My first post MSW job was in an urban emergency room, work that broke through so many of my illusions about American life. It was place where anything and everything could happen and as such helped me learn who I was, what I believed, and what would be important to me in approaching my professional life going forward. One thing I learned was how to spot those that the writer of Hebrews spoke of when he cautioned, “Be not forgetful to entertain strangers: for thereby some have entertained angels unawares.”
The first time this happened was with a distraught mother. The exact circumstances escape me, but we were in my office, knee to knee, and she was crying and repeating that God would take care of her. The waiting room was over-flowing, my pager was ringing, I wanted to help her. I also wanted to answer the doctors and nurses who judged my performance.

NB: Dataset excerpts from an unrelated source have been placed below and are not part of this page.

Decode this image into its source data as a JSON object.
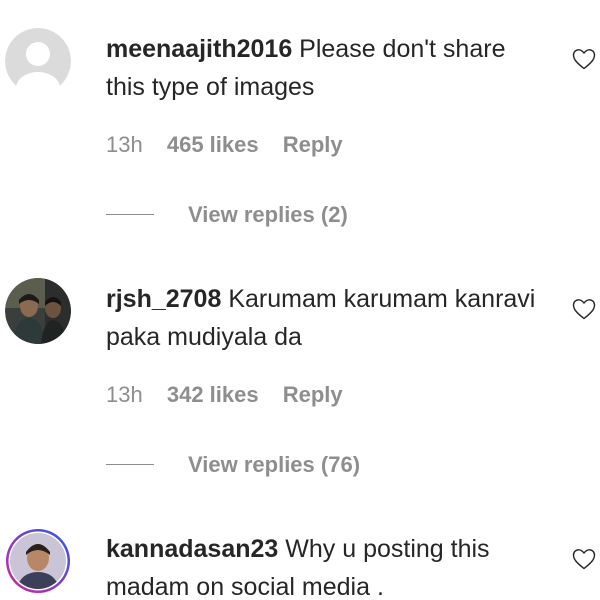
{
  "comments": [
    {
      "username": "meenaajith2016",
      "text": "Please don't share this type of images",
      "time": "13h",
      "likes": "465 likes",
      "reply_label": "Reply",
      "view_replies": "View replies (2)",
      "avatar": "default-avatar",
      "like_icon": "heart-outline-icon"
    },
    {
      "username": "rjsh_2708",
      "text": "Karumam karumam kanravi paka mudiyala da",
      "time": "13h",
      "likes": "342 likes",
      "reply_label": "Reply",
      "view_replies": "View replies (76)",
      "avatar": "photo-avatar",
      "like_icon": "heart-outline-icon"
    },
    {
      "username": "kannadasan23",
      "text": "Why u posting this madam on social media .",
      "avatar": "story-ring-avatar",
      "like_icon": "heart-outline-icon"
    }
  ],
  "colors": {
    "text": "#262626",
    "secondary": "#8e8e8e",
    "story_ring_start": "#d6249f",
    "story_ring_end": "#285AEB"
  }
}
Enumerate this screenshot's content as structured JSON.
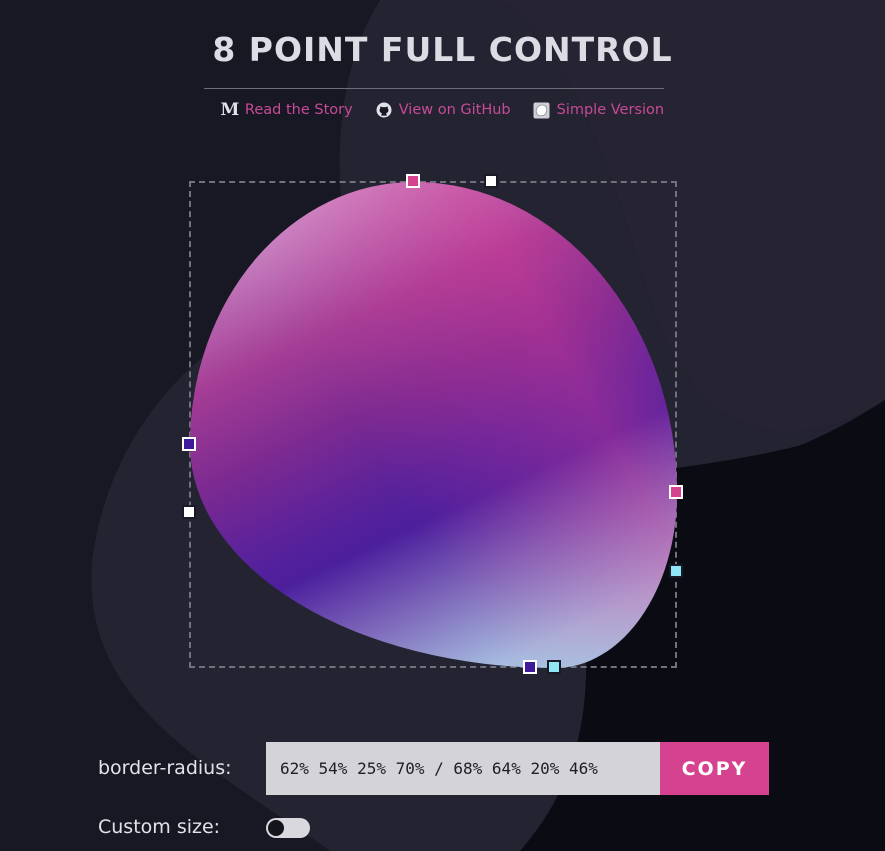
{
  "header": {
    "title": "8 POINT FULL CONTROL",
    "links": [
      {
        "label": "Read the Story",
        "icon": "medium-icon",
        "glyph": "M"
      },
      {
        "label": "View on GitHub",
        "icon": "github-icon"
      },
      {
        "label": "Simple Version",
        "icon": "blob-icon"
      }
    ]
  },
  "editor": {
    "border_radius_label": "border-radius:",
    "border_radius_value": "62% 54% 25% 70% / 68% 64% 20% 46%",
    "copy_label": "COPY",
    "custom_size_label": "Custom size:",
    "custom_size_enabled": false
  },
  "colors": {
    "accent": "#d5428f",
    "background": "#0b0b14",
    "handle_pink": "#d5428f",
    "handle_white": "#ffffff",
    "handle_purple": "#3f1a9a",
    "handle_cyan": "#8fe6f4"
  }
}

I affirmed her faith and sat with her tears, but my mind was elsewhere worrying about my delayed response to other crises. As I spoke her words back to her – “Yes. God takes care of us.” – she looked up, stopped crying, and spoke. “Yes. But He needs your hands.” An angel unaware, calling me back from my distraction to focus on what true helping means.
Academia is a lot different than an emergency room. But as a social work professor, I still serve many masters and only some of them “count” toward tenure, promotion, the coveted chair, or whatever the next big recognition is that says we have made it as scholars. So when I received an email in 2012 from someone asking to talk about a tutoring program in a trailer park, my first impulse was to press “delete”. Indeed, I recall mentioning the email to colleague who said, “Like you have time for something like that… not!” But that mother in the ER had taught me well and this email from a retiree who could be doing anything, but was dedicating herself to a group of Latinx families, a population marginalized over and over in the current environment, continued to nag at my conscience. I said yes to coffee, and met Carol, an angel unaware who once again showed me the importance of being God’s hands in a troubled world.

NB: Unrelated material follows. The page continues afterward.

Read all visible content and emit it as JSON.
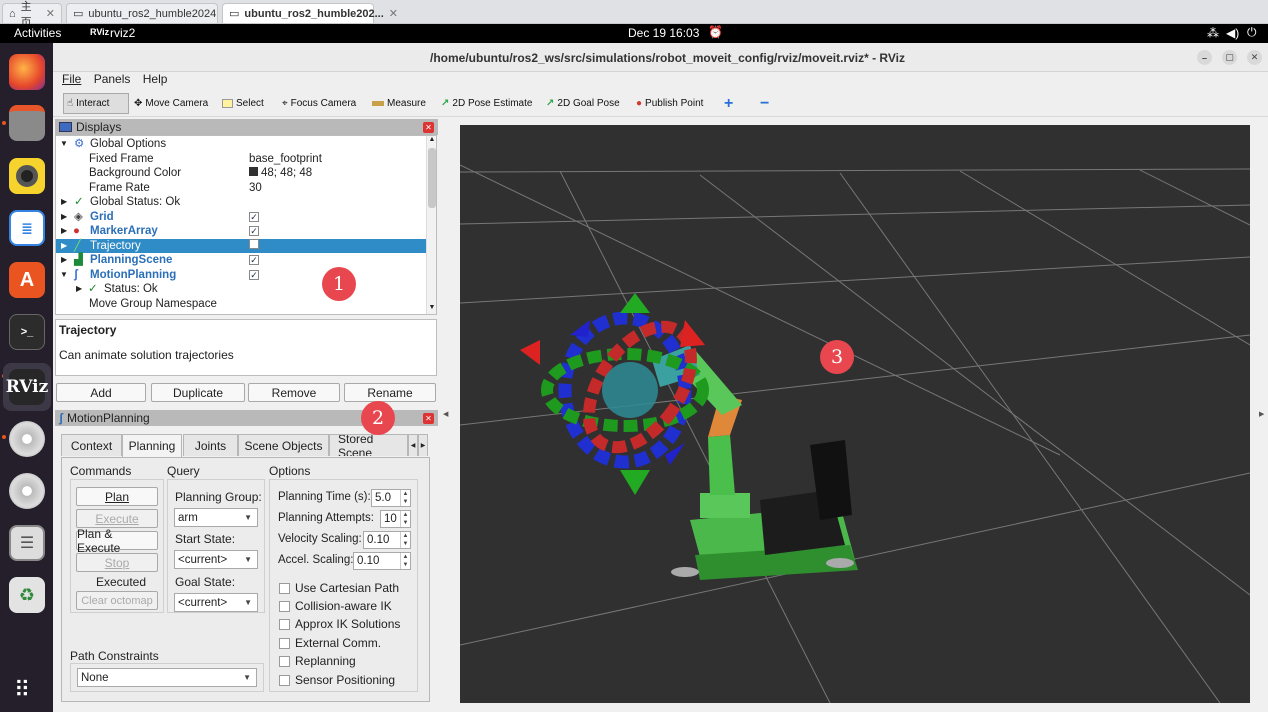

There were so many things that struck me in that first meeting. Her cheerfulness and joy in working with a group of children and parents far from her own prior teaching experience, her faith that I, a stressed out associate professor, mother of two, had something to offer the situation. Her consideration and understanding that it would take time for me to figure out how to help, and her willingness to put our heads together and take it step by step. We met with the principal at Margaret Pollard Middle School. I introduced her to the good folks at El Futuro , an organization she came to love as I do. Eventually we got MSW students involved through field placement. The Learning Trail became an official non-profit. Some law students and professors joined the effort. This sounds like a smooth process. It was not. It has been full of fits and starts and this year we were poised to our collaboration to the next level. We met just weeks ago with this year’s students, a new field instructor, and supervisor to plan.
Carol’s death is devastating because it was her commitment and confidence that has inspired me and kept me going with this effort even when I felt overwhelmed and too busy. Her persistence called me back, again and again to what true helping means. She reminded me through word and deed that when we are kind to strangers we host angels unaware.
I saw her last on September 27th, exactly a month ago today. After lunch we walked to the parking lot together. I was too busy as always, said a hurried good-bye, and rushed off upon arriving at my car. Now, I wish I’d lingered, had the second cup of coffee, chatted in the parking garage for five minutes more. I wish I’d made time to send a follow up email, tell her how much I loved working with her. But I did not. I rushed onward to the next thing unaware that I was leaving an angel behind.